Outro prefeito, Kelton Pinheiro (Cidadania), de Bonfinópolis, interior de Goiás, também deu detalhes de uma situação semelhante. Aos senadores da Comissão, ele disse que os pastores Arilton Moura e Gilmar Santos teriam cobrado propina de R$ 15 mil para viabilizar junto ao MEC a construção de uma escola com 12 salas, orçada em R$ 7 milhões, no município. A abordagem também ocorreu durante almoço com prefeitos que estavam em Brasília.

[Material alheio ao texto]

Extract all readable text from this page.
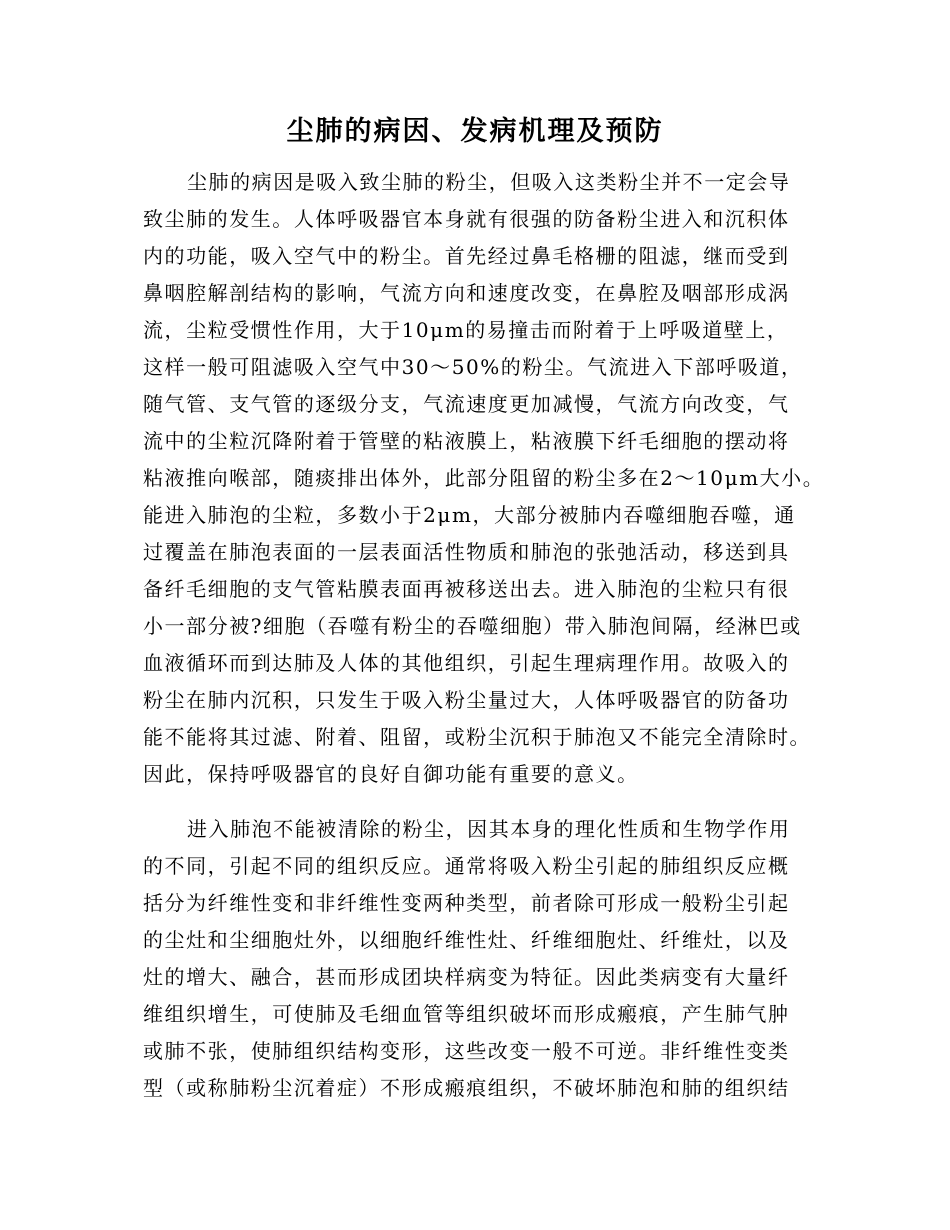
尘肺的病因、发病机理及预防
尘肺的病因是吸入致尘肺的粉尘，但吸入这类粉尘并不一定会导
致尘肺的发生。人体呼吸器官本身就有很强的防备粉尘进入和沉积体
内的功能，吸入空气中的粉尘。首先经过鼻毛格栅的阻滤，继而受到
鼻咽腔解剖结构的影响，气流方向和速度改变，在鼻腔及咽部形成涡
流，尘粒受惯性作用，大于10μm的易撞击而附着于上呼吸道壁上，
这样一般可阻滤吸入空气中30～50%的粉尘。气流进入下部呼吸道，
随气管、支气管的逐级分支，气流速度更加减慢，气流方向改变，气
流中的尘粒沉降附着于管壁的粘液膜上，粘液膜下纤毛细胞的摆动将
粘液推向喉部，随痰排出体外，此部分阻留的粉尘多在2～10μm大小。
能进入肺泡的尘粒，多数小于2μm，大部分被肺内吞噬细胞吞噬，通
过覆盖在肺泡表面的一层表面活性物质和肺泡的张弛活动，移送到具
备纤毛细胞的支气管粘膜表面再被移送出去。进入肺泡的尘粒只有很
小一部分被?细胞（吞噬有粉尘的吞噬细胞）带入肺泡间隔，经淋巴或
血液循环而到达肺及人体的其他组织，引起生理病理作用。故吸入的
粉尘在肺内沉积，只发生于吸入粉尘量过大，人体呼吸器官的防备功
能不能将其过滤、附着、阻留，或粉尘沉积于肺泡又不能完全清除时。
因此，保持呼吸器官的良好自御功能有重要的意义。
进入肺泡不能被清除的粉尘，因其本身的理化性质和生物学作用
的不同，引起不同的组织反应。通常将吸入粉尘引起的肺组织反应概
括分为纤维性变和非纤维性变两种类型，前者除可形成一般粉尘引起
的尘灶和尘细胞灶外，以细胞纤维性灶、纤维细胞灶、纤维灶，以及
灶的增大、融合，甚而形成团块样病变为特征。因此类病变有大量纤
维组织增生，可使肺及毛细血管等组织破坏而形成瘢痕，产生肺气肿
或肺不张，使肺组织结构变形，这些改变一般不可逆。非纤维性变类
型（或称肺粉尘沉着症）不形成瘢痕组织，不破坏肺泡和肺的组织结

“O pastor Arilton chegou na minha mesa e me abordou de uma forma muito abrupta e direta: ‘Olha prefeito, vi que no seu ofício o senhor pede a escola de 12 salas. Essa escola deve custar uns R$ 7 milhões. Mas é o seguinte, eu preciso de R$ 15 mil na minha mão hoje, você faz a transferência para a minha conta (…). Aquilo me deu ânsia de vômito”, disse aos parlamentares.

Também o prefeito de Boa Esperança do Sul (SP), José Manoel de Souza (PP), denunciou a cobrança de propina dos pastores no MEC. No caso dele, o valor pedido – em março do ano passado – foi ainda maior, cerca de R$ 40 mil. No encontro, estariam presentes o ex-ministro Milton Ribeiro, os dois pastores e o presidente do Fundo Nacional de Desenvolvimento da Educação (FNDE), Marcelo Lopes da Ponte.

“O pastor Arilton me disse: ‘prefeito, você sabe muito bem como funciona, né? Não dá pra ajudar todos os municípios, mas eu consigo te ajudar com uma escola profissionalizante. Eu faço um ofício agora, eu coloco no sistema e, em contrapartida, você deposita R$ 40 mil na conta da igreja’”, relatou. “Eu então bati nas costas dele [Arilton] e falei que pra mim não serviria”, completou.

Histórico

As denúncias, que surgiram na imprensa em março, levaram à queda de Milton Ribeiro, que também é pastor evangélico, no último dia 28. Em sua saída, o ex-ministro afirmou que não praticou atos ilícitos. “Tenho plena convicção de que jamais pratiquei qualquer ato de gestão que não fosse pautado pela legalidade, pela probidade e pelo compromisso com o Erário. As suspeitas de que foram cometidos atos irregulares devem ser investigadas com profundidade.”

Segundo as denúncias, mesmo sem cargos formais, os pastores tinham livre trânsito no MEC e intermediavam os pleitos de prefeituras junto a Ribeiro. O ministro deixou o comando da pasta após a divulgação de áudios em que ele afirma dar “prioridade” no repasse de verbas do FNDE aos “prefeitos que são amigos do pastor Gilmar Santos”. Ribeiro diz que a prioridade “atendia a um pedido do presidente Jair Bolsonaro.”

Investigação

Milton Ribeiro é alvo de investigação por suposto favorecimento na liberação de recursos para prefeituras por meio da intermediação de dois pastores. Os religiosos também são alvo do inquérito que foi aberto pelo Supremo Tribunal Federal (STF), a pedido da Procuradoria Geral da República (PGR).

Na próxima quinta-feira (7) a Comissão de Educação ouve os pastores Arilton Moura e Gilmar Santos. Enquanto Milton Ribeiro ainda estava no cargo, o colegiado aprovou um convite para que ele comparecesse ao Senado. A audiência seria na semana passada, mas diante da exoneração de Ribeiro, ele não compareceu nem justificou sua ausência.